Personal information
- Full name: Peter Melesso
- Born: 30 November 1961 (age 64)
- Original team: South Districts
- Draft: No. 108, 1988 national draft
- Height: 191 cm (6 ft 3 in)
- Weight: 83 kg (13 st 1 lb)

Playing career^{1}
- Years: Club / Games (Goals)
- 1981: South Melbourne / 01 (0)
- 1983–1985: St Kilda / 07 (0)
- 1987–1989: Claremont / 057 (91)
- 1989–1990: West Coast / 06 (4)
- 1990, 1992: East Perth / 017 (25)
- Total:  / 88 (120)
- ^{1} Playing statistics correct to the end of 1992.

Career highlights
- Claremont premiership side 1987, 1989;

= Peter Melesso =

Australian rules footballer

Peter Neil Melesso (born 30 November 1961) is a former Australian rules footballer who played with South Melbourne, St Kilda and the West Coast Eagles in the Victorian/Australian Football League (VFL/AFL).

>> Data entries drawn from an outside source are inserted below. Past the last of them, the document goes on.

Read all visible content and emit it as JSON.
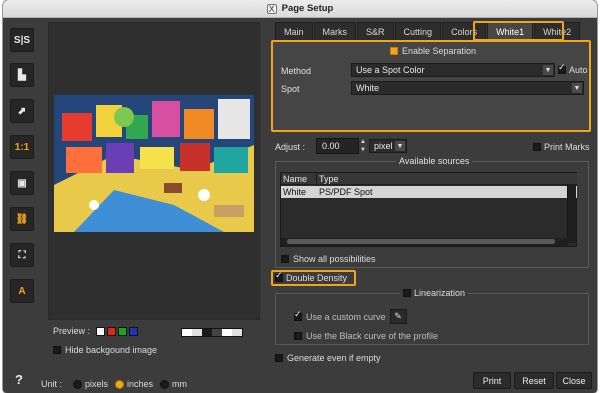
{
  "window": {
    "title": "Page Setup",
    "title_icon": "X"
  },
  "toolbar": [
    {
      "name": "sign-stencil-icon",
      "glyph": "S|S",
      "accent": false
    },
    {
      "name": "align-left-icon",
      "glyph": "▙",
      "accent": false
    },
    {
      "name": "fit-arrow-icon",
      "glyph": "⬈",
      "accent": false
    },
    {
      "name": "actual-size-icon",
      "glyph": "1:1",
      "accent": true
    },
    {
      "name": "fit-frame-icon",
      "glyph": "▣",
      "accent": false
    },
    {
      "name": "link-icon",
      "glyph": "⛓",
      "accent": true
    },
    {
      "name": "expand-icon",
      "glyph": "⛶",
      "accent": false
    },
    {
      "name": "auto-text-icon",
      "glyph": "A",
      "accent": true
    }
  ],
  "help": "?",
  "preview": {
    "label": "Preview :",
    "swatches": [
      "#ffffff",
      "#e0261c",
      "#1aa52a",
      "#2233b8"
    ],
    "strip": [
      "#ffffff",
      "#e0e0e0",
      "#1a1a1a",
      "#444444",
      "#ffffff",
      "#e0e0e0"
    ],
    "hide_background": {
      "label": "Hide backgound image",
      "checked": false
    }
  },
  "unit": {
    "label": "Unit :",
    "options": [
      {
        "label": "pixels",
        "selected": false
      },
      {
        "label": "inches",
        "selected": true
      },
      {
        "label": "mm",
        "selected": false
      }
    ]
  },
  "tabs": [
    {
      "label": "Main",
      "active": false
    },
    {
      "label": "Marks",
      "active": false
    },
    {
      "label": "S&R",
      "active": false
    },
    {
      "label": "Cutting",
      "active": false
    },
    {
      "label": "Colors",
      "active": false
    },
    {
      "label": "White1",
      "active": true
    },
    {
      "label": "White2",
      "active": false
    }
  ],
  "separation": {
    "enable_label": "Enable Separation",
    "enabled": true,
    "method_label": "Method",
    "method_value": "Use a Spot Color",
    "auto_label": "Auto",
    "auto_checked": true,
    "spot_label": "Spot",
    "spot_value": "White"
  },
  "adjust": {
    "label": "Adjust :",
    "value": "0.00",
    "unit": "pixel"
  },
  "print_marks": {
    "label": "Print Marks",
    "checked": false
  },
  "sources": {
    "title": "Available sources",
    "columns": [
      "Name",
      "Type"
    ],
    "rows": [
      {
        "name": "White",
        "type": "PS/PDF Spot"
      }
    ],
    "show_all": {
      "label": "Show all possibilities",
      "checked": false
    }
  },
  "double_density": {
    "label": "Double Density",
    "checked": true
  },
  "linearization": {
    "title": "Linearization",
    "checked": false,
    "custom_curve": {
      "label": "Use a custom curve",
      "checked": true
    },
    "black_curve": {
      "label": "Use the Black curve of the profile",
      "checked": false
    }
  },
  "generate_empty": {
    "label": "Generate even if empty",
    "checked": false
  },
  "buttons": {
    "print": "Print",
    "reset": "Reset",
    "close": "Close"
  },
  "colors": {
    "accent": "#f2a51a",
    "panel": "#3c3c3c",
    "field": "#2b2b2b",
    "selection": "#d4d4d4"
  }
}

A South Districts recruit, Melesso managed just one senior appearance for South Melbourne, which came in the final home and away round of the 1981 VFL season. He played seven games in three seasons with St Kilda then ended up with Claremont in the WAFL, where he became a mainstay of a champion team under Gerard Neesham and three times produced memorable kicks to save the Tigers from defeat. The West Coast Eagles gave him another chance at VFL level when they selected him with the 108th pick of the 1988 VFL Draft.

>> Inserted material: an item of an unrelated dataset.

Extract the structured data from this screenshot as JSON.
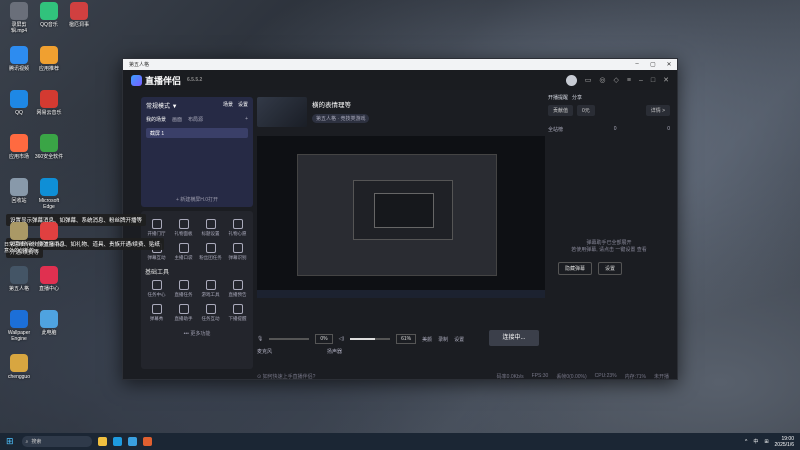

Melesso, a key position player, was diagnosed with lymphatic cancer during the 1990 season and didn't play for the club again. He had moved to for that season, and would make an unsuccessful comeback two seasons later.

In 2005, Melesso was called up as a witness in the manslaughter trial of Melbourne bouncer Zdravko Micevic. Melesso had been working in the bottle shop of the Beaconsfield Hotel in St Kilda where Micevic was accused of an assault which resulted in the death of cricketer David Hookes.